Why would adding LIMIT slow down a SQL query?

Could any of the SQL gurus please educate me on why limiting a SQL query to the last 100 records would cause an unacceptable slowdown in the Query results?

Documents table has about 400k records with ‘iddc’ being the Integer PK. The code below limits to 100 records - an identical Query without the limit (vServer, query, args, -1) produces much faster results.

		var query 		= "SELECT iddc FROM documents WHERE email_account = ? AND doc_type = ? ORDER BY doc_date desc";
		
		var args 		= new Array()
		args[0] 		= vEMaccount;		
		args[1]			= vDocType;
		
		var dataset 	= databaseManager.getDataSetByQuery(vServer, query, args, 100);

Hi Graham,

I guess you don’t have an index on the column doc_date ?
In that case the database process to obtain the sorted first 100 records could take some time…

Regards,

Thanks Lambert

I had to double-check but yes there is an index on doc_date.

CREATE INDEX doc_date
ON documents
USING btree
(doc_date DESC NULLS LAST);

Hmm, strange…

Have you called this query almost 2000 times with the same parameters ?
In other words : what happens if you put indexes on columns email_account and doc_type ?
Or : this query would perform better if you could use doc_date (date range) in the where clause since
doc_date has an index.

On large tables we always put an index on some kind of date column and tell our customers to use
that column in end-user queries. Our initial form foundset sort is also set to that date column.
The servoy load foundset always works with limit ? and we see great performance gain when filtering and sorting on indexed columns.

Regards,

Yes doc_type and email_account also have indexes.

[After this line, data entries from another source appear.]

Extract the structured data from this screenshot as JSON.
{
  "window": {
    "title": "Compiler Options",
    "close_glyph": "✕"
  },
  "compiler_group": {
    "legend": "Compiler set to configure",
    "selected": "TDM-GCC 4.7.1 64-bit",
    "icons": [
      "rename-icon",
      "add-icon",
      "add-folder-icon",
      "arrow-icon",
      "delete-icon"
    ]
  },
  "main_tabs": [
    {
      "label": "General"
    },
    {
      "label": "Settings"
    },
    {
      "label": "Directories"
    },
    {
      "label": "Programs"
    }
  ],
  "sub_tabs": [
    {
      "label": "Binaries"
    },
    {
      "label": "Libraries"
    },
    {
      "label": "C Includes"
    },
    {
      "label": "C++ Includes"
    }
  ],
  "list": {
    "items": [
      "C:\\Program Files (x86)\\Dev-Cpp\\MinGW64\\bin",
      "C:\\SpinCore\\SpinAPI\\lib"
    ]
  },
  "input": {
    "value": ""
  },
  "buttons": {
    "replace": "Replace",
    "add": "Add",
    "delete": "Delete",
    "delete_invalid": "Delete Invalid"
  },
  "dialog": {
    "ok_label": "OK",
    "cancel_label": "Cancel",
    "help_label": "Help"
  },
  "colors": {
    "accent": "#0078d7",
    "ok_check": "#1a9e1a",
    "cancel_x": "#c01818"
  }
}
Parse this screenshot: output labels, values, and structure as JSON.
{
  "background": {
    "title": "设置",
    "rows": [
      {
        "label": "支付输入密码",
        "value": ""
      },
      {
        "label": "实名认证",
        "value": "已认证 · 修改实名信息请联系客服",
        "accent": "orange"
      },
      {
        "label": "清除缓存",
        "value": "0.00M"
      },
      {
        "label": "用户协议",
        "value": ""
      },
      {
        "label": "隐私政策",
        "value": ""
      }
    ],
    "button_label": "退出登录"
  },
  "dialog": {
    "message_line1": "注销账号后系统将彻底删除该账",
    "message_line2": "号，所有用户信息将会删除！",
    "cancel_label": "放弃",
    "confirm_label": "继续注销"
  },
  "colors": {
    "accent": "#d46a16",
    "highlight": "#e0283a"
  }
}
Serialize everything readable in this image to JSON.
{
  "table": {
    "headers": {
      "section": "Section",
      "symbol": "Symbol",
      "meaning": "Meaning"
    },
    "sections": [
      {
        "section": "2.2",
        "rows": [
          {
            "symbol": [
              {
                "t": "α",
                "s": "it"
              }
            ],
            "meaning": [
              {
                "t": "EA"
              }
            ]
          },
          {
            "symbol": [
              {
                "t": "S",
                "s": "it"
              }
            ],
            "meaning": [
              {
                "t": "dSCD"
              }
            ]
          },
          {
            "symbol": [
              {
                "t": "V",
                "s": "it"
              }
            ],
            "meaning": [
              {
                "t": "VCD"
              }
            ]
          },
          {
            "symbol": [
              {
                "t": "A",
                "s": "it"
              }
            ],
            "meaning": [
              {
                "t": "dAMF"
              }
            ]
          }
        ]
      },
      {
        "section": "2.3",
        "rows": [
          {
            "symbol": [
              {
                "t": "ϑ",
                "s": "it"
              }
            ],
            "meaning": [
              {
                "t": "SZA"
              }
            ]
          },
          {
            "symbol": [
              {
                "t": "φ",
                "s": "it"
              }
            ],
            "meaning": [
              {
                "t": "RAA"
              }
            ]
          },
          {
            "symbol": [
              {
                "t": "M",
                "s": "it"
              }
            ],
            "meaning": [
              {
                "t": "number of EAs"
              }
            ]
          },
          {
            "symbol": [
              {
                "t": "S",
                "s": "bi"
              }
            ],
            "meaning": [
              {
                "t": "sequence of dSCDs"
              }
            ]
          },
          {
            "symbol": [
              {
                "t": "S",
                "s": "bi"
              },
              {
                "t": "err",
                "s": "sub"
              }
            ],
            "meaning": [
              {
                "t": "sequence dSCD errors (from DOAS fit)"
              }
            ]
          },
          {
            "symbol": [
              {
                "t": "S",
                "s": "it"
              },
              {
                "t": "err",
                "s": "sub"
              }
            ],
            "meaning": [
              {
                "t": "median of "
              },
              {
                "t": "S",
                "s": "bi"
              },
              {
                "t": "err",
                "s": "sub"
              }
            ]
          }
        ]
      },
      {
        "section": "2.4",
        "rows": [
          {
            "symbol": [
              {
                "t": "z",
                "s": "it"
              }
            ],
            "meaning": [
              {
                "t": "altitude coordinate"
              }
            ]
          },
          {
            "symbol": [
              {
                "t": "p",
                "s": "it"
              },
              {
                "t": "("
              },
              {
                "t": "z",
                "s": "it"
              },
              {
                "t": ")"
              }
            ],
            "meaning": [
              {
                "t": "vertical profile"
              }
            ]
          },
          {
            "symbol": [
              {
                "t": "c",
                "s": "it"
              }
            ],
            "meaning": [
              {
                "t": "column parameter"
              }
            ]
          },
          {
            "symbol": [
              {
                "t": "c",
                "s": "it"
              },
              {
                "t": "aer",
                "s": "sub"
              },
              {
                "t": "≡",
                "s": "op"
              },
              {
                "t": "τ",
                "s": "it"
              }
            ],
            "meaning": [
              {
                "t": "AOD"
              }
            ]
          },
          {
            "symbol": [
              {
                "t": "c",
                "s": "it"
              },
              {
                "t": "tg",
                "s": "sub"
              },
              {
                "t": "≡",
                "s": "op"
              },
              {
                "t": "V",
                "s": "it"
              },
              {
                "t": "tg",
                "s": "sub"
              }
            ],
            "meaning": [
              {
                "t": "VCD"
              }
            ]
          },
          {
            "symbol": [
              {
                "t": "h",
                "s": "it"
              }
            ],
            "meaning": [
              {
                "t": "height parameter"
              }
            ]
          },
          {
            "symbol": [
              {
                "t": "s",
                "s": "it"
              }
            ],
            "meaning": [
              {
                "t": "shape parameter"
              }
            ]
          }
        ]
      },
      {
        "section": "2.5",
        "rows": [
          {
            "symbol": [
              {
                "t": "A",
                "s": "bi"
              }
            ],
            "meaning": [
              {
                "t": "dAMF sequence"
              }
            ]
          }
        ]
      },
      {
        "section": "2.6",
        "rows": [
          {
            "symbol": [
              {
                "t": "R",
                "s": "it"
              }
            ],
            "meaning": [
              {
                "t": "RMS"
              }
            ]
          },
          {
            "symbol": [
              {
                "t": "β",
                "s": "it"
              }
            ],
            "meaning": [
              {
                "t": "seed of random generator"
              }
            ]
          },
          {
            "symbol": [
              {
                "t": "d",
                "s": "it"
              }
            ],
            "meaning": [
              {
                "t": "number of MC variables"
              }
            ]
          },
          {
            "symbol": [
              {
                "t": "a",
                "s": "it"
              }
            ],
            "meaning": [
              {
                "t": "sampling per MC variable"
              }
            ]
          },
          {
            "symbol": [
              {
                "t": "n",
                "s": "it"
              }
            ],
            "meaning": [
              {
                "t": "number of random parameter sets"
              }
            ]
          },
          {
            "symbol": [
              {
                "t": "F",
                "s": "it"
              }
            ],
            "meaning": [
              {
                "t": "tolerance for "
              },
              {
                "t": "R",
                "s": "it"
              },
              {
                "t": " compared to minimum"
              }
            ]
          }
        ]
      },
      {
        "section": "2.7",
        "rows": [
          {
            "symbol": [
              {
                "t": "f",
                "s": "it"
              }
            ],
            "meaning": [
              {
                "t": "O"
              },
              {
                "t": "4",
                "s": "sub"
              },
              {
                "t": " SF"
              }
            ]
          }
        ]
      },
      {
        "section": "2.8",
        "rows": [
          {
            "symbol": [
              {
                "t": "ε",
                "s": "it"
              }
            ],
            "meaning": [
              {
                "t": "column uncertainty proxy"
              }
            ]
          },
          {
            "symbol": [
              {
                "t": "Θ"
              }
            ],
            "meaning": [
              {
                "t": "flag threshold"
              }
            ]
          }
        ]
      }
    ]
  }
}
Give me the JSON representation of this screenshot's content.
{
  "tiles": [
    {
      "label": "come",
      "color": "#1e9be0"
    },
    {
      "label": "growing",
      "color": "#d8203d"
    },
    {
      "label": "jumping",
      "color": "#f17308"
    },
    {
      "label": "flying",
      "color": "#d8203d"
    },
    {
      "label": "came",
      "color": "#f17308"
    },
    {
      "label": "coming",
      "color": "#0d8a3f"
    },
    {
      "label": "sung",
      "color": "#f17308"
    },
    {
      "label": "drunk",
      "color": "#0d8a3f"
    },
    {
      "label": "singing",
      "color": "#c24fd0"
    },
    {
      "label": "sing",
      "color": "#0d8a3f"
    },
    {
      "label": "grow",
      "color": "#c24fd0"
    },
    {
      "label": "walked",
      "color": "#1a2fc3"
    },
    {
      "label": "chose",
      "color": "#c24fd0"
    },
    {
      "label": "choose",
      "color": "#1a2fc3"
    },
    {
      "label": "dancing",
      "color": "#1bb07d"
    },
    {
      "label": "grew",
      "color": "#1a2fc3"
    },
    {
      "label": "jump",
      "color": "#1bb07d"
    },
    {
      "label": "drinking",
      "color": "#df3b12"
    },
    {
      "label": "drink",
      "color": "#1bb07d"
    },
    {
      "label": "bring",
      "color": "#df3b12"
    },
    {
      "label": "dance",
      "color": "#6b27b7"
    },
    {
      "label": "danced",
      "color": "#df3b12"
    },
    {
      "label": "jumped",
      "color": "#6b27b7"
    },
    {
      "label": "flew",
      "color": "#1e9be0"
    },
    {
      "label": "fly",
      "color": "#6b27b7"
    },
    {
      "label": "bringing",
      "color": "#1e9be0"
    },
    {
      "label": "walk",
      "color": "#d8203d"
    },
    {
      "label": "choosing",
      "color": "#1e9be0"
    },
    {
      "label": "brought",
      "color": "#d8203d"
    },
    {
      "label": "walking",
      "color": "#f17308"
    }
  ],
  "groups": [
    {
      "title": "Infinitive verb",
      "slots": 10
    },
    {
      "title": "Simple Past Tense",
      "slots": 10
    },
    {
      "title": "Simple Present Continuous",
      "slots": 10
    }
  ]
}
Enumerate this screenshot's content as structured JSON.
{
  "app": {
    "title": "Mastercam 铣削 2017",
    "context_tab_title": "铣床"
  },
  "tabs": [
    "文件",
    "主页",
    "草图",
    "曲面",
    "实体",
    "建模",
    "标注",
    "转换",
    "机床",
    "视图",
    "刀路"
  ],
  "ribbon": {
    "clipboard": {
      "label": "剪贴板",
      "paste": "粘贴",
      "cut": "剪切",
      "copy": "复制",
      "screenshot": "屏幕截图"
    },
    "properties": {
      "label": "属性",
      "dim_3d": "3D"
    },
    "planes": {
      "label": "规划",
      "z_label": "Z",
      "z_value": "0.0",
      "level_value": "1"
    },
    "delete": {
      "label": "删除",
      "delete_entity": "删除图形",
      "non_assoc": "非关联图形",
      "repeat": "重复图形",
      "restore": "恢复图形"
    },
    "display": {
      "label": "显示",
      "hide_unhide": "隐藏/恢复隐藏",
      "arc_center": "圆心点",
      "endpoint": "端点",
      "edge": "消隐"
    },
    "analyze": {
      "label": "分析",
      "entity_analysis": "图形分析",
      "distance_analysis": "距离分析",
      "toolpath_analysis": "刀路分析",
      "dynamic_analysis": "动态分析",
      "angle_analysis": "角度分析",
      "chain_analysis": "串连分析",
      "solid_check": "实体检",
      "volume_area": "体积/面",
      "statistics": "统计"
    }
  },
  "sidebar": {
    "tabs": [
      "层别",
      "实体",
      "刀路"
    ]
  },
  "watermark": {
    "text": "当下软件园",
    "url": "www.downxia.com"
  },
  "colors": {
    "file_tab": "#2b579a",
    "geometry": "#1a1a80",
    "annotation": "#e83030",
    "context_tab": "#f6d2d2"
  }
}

Both Queries are triggered by clicking on tab_labels and will have slightly different parameters each time. The fast - unlimited - query is when Users select their Email_Account + Inbox/Pending/Drafts etc., that will almost always have less than Servoy’s 200 record initial load.

The slow - limit=100 - query is for the Emails Sent/Received selections that have many thousands of records - however most of the time they initially only want to see the last day or two. I (mistakenly) thought that by reducing the limit it would be faster.

On next update will remove the LIMIT=100 but was curious to learn what I might be doing wrong.

Appreciate your time on this.

Hi Graham,

You say the one without the limit gives you already a small resultset (less than 200) and the one with the limit would normally return more than that.
If so then it is not necessarily strange that the query is slower. It will have to select all the records matching your WHERE clause, then SORT it all before it can apply the LIMIT.
How large is your resultset (before the limit) ?
Also doing an EXPLAIN ANALYZE in a query editor will give more insight in how the 2 queries behave (I assume you are using PostgreSQL here).

Hi Robert

The original Query (without limit) for Inbox/Pending/Drafts will generally just result in 0-100 records.

Selecting all Sent/Received Emails for a persons Email_Account would result in many thousands of records - but generally they only want to check on Sent/Received in last day or so. That gave me the idea of limiting to the last 100 as there is a comprehensive Search tab for checking further.

Yes - I’m using Postgres and will take a look at the Query Analyzer - thanks for the tip.

Have a good weekend.

Graham